Cunningham disse que ela trabalharia com as autoridades para garantir que “qualquer pessoa que tenha causado dor aos cães através do uso de coleiras ou outros dispositivos possa ser processada como merece”. Ela confirmou: “Vou, portanto, emitir uma orientação ministerial forte sobre o uso de todos os dispositivos de treinamento dolorosos para que os tribunais tomem em consideração em todos os casos que lhes sejam apresentados quanto ao sofrimento desnecessário através do uso desses dispositivos”.

O guia preliminar já foi publicado, com a proibição de ser introduzida através de orientações emitidas no âmbito da Lei de Saúde e Bem-Estar Animal (Escócia) de 2006 nos próximos meses. O projeto de orientação afirma que: “Causar sofrimento desnecessário é uma infração ao abrigo da Lei de Saúde e Bem-estar Animal (Escócia) de 2006. Isso inclui o sofrimento causado por métodos inadequados de treinamento”. Uma vez finalizada a orientação, os tribunais poderão levá-la em consideração ao estabelecer a responsabilidade em processo.

 

Debate Holyrood

O governo disse em Novembro que reforçaria as restrições em torno do uso de coleiras eletrônicas para treinamento de cães, mas seu uso ainda seria possível sob supervisão.

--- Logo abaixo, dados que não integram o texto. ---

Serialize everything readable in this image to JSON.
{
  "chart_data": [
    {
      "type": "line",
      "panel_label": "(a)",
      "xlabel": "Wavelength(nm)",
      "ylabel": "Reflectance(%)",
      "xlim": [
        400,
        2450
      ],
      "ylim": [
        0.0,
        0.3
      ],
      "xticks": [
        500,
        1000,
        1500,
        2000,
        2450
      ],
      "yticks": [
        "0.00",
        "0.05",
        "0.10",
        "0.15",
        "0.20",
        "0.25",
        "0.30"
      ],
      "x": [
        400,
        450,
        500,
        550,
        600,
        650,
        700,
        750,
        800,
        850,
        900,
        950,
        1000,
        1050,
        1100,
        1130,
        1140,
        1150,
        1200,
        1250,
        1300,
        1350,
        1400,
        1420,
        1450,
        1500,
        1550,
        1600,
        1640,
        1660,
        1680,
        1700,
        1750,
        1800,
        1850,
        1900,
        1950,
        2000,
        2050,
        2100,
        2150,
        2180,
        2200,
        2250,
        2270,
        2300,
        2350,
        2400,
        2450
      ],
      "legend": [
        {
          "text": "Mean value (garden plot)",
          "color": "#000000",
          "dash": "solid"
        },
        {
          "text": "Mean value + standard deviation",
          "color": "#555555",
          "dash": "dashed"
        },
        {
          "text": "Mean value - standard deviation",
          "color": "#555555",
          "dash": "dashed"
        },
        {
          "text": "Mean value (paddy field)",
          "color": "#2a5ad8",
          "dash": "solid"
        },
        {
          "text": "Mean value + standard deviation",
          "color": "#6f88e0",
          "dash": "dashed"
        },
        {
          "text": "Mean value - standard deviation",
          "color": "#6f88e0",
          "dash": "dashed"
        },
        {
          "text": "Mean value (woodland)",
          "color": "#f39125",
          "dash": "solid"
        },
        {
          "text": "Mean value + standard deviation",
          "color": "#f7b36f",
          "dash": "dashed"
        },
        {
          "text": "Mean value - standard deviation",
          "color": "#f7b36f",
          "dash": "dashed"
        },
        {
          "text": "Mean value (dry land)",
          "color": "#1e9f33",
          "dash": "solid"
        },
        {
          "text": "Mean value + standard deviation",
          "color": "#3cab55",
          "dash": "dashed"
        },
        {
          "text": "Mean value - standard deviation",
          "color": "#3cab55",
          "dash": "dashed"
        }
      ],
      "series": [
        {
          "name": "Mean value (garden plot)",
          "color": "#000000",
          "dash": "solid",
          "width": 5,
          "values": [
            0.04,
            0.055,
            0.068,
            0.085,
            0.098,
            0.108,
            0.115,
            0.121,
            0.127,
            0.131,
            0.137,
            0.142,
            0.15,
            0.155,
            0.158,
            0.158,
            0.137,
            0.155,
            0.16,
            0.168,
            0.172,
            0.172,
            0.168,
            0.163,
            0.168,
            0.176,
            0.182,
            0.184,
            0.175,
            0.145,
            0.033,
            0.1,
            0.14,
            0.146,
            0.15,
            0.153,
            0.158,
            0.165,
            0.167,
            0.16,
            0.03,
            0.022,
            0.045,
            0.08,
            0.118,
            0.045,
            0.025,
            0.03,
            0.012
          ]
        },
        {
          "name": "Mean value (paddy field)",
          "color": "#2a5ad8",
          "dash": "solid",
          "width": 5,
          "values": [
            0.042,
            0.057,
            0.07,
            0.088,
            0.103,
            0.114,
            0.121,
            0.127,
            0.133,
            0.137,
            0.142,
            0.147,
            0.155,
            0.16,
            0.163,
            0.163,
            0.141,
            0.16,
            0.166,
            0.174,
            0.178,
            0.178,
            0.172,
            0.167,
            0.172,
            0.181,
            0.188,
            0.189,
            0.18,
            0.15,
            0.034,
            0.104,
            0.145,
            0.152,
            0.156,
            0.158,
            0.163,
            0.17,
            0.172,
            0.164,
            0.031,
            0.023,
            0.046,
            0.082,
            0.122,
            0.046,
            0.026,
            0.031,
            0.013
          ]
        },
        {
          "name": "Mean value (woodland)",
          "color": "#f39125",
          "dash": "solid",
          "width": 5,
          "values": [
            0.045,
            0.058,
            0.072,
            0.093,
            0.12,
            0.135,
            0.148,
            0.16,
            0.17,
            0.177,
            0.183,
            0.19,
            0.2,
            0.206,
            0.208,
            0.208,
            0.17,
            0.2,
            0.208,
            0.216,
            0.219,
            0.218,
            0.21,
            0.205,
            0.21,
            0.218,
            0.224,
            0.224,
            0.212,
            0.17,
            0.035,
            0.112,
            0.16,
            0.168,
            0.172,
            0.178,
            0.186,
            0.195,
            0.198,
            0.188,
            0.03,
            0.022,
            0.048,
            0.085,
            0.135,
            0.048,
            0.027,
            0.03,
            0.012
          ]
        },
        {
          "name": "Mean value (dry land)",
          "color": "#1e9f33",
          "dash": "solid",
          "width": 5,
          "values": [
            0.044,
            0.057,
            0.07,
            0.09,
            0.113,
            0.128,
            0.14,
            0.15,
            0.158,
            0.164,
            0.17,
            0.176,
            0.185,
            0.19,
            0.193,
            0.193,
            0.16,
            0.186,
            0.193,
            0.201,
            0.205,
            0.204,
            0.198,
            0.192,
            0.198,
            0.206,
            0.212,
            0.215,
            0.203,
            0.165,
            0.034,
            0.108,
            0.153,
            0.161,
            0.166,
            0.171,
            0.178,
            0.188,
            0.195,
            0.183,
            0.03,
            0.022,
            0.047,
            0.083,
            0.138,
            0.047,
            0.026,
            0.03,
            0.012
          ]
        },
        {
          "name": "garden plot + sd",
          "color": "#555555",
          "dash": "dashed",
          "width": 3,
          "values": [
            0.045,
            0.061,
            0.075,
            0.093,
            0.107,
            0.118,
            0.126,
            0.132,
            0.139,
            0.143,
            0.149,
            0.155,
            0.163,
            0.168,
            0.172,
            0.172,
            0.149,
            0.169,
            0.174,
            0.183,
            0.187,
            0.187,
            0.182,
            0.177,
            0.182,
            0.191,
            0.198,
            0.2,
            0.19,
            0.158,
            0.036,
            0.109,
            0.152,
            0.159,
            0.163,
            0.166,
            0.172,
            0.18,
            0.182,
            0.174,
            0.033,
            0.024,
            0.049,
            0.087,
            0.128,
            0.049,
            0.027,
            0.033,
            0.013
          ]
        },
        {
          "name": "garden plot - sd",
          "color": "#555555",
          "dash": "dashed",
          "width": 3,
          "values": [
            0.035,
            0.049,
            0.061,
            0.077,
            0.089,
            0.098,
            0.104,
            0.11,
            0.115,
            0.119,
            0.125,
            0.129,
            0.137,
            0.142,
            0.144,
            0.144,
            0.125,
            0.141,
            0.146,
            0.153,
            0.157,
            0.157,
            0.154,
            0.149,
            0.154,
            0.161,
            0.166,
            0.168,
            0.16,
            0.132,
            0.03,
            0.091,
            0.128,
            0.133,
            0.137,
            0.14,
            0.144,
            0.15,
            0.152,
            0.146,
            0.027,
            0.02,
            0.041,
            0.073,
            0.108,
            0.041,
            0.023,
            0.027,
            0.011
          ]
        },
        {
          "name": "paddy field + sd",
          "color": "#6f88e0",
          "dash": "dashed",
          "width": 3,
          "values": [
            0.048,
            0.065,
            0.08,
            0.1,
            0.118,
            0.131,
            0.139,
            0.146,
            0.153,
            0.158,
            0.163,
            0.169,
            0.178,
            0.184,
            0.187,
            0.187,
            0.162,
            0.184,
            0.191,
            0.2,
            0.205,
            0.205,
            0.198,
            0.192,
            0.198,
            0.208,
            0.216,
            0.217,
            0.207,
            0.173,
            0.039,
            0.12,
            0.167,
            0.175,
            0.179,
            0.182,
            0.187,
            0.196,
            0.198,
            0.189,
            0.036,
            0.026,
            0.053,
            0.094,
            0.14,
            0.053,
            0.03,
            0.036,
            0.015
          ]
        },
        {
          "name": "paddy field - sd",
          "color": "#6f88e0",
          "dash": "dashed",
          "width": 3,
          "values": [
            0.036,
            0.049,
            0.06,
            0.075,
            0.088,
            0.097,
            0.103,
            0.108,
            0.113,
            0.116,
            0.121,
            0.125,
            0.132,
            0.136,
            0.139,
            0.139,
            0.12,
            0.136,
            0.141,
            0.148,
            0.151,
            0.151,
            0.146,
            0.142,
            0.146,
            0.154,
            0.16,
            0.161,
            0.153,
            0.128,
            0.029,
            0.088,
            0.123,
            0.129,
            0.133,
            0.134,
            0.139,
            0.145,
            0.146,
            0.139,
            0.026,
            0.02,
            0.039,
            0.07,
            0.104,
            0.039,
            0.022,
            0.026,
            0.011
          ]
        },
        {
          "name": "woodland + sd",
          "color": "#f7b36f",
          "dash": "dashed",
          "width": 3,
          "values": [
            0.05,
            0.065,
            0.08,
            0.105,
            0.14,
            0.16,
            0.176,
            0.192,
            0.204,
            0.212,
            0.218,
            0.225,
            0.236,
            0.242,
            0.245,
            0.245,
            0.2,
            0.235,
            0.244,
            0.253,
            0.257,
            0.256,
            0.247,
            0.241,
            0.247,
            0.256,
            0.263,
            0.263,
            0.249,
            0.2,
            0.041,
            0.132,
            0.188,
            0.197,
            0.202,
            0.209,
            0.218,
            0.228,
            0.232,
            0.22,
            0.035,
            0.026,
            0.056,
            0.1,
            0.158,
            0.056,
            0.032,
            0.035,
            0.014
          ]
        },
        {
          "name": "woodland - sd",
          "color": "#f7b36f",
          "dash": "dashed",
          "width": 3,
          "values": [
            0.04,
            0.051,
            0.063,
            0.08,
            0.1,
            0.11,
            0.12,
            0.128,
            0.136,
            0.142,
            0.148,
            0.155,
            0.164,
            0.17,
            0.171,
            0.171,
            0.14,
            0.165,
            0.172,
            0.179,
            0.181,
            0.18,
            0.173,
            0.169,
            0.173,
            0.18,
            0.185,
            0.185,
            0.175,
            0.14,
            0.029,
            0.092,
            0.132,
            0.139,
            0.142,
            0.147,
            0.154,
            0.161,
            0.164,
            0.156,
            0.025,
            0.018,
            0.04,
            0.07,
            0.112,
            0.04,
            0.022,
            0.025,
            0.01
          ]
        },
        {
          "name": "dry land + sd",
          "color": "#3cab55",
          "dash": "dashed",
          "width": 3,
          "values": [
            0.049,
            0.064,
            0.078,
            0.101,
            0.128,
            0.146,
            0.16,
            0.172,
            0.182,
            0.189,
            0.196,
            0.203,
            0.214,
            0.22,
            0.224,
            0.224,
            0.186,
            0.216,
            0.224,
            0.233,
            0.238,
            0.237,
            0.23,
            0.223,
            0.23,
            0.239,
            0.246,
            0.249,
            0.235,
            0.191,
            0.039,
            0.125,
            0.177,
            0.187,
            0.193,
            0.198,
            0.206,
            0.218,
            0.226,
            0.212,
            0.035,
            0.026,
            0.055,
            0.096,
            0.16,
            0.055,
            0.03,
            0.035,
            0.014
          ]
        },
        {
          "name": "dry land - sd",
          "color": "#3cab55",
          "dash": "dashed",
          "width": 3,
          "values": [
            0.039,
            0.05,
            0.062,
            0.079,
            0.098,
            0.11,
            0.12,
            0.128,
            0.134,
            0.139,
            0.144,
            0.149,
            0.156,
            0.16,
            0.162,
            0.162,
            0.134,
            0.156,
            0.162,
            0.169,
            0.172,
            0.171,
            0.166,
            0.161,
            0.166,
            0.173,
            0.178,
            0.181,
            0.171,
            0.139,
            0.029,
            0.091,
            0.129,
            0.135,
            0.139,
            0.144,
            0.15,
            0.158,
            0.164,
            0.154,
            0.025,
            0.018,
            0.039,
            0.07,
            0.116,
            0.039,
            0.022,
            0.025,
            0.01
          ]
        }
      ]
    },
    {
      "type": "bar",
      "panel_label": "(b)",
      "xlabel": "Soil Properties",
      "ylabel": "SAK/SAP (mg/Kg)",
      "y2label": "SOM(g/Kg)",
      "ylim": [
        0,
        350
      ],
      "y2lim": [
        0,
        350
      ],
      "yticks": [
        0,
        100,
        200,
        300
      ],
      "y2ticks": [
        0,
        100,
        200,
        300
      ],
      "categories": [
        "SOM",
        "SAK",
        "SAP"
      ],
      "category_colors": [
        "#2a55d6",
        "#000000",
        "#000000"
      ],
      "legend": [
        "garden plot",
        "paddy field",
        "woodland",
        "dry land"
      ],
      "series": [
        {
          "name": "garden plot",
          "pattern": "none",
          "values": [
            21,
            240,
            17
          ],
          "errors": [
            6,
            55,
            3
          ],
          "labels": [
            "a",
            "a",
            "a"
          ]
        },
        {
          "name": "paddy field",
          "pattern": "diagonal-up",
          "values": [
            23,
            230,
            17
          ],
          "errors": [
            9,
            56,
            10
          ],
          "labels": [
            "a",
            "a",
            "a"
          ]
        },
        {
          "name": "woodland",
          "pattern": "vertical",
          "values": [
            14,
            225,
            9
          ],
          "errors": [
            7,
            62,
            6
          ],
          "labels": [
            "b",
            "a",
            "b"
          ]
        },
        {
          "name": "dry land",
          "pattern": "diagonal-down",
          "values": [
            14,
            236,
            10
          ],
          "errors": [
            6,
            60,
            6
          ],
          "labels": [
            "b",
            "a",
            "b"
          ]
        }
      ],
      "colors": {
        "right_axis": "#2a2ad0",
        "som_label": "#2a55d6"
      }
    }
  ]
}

Ele também disse que estava trabalhando com treinadores para desenvolver uma qualificação reconhecida para aqueles que desejassem continuar usando os colares de forma “controlada e responsável” para ajudar a treinar cães.

Mas Cunningham disse que a qualificação proposta não seria criada. Os colares já estão proibidos no País de Gales, mas permanecem em uso na Inglaterra. O Parlamento escocês deveria debater o uso de coleiras de choque elétrico na quinta-feira à tarde, com os partidos da oposição que se espera unirem para pedir a introdução de uma proibição. O debate deveria ter sido liderado pelo Sr. Golden, com uma petição que apoia o convite atraindo cerca de 20 mil assinaturas na quarta-feira à tarde.

O anúncio da Sra. Cunningham na quarta-feira foi recebido por ativistas e políticos de todas as partes. O Sr. Golden disse que estava “muito satisfeito com o governo escocês finalmente anunciar a proibição do uso de coleiras de choque elétrico para cães, que eles ouviram nossa campanha e as 20 mil pessoas que assinaram minha petição”. E Harry Huyton, diretor da instituição de caridade animal OneKind, disse que as coleiras de choque elétrico eram “cruéis, desnecessárias e ineficazes”.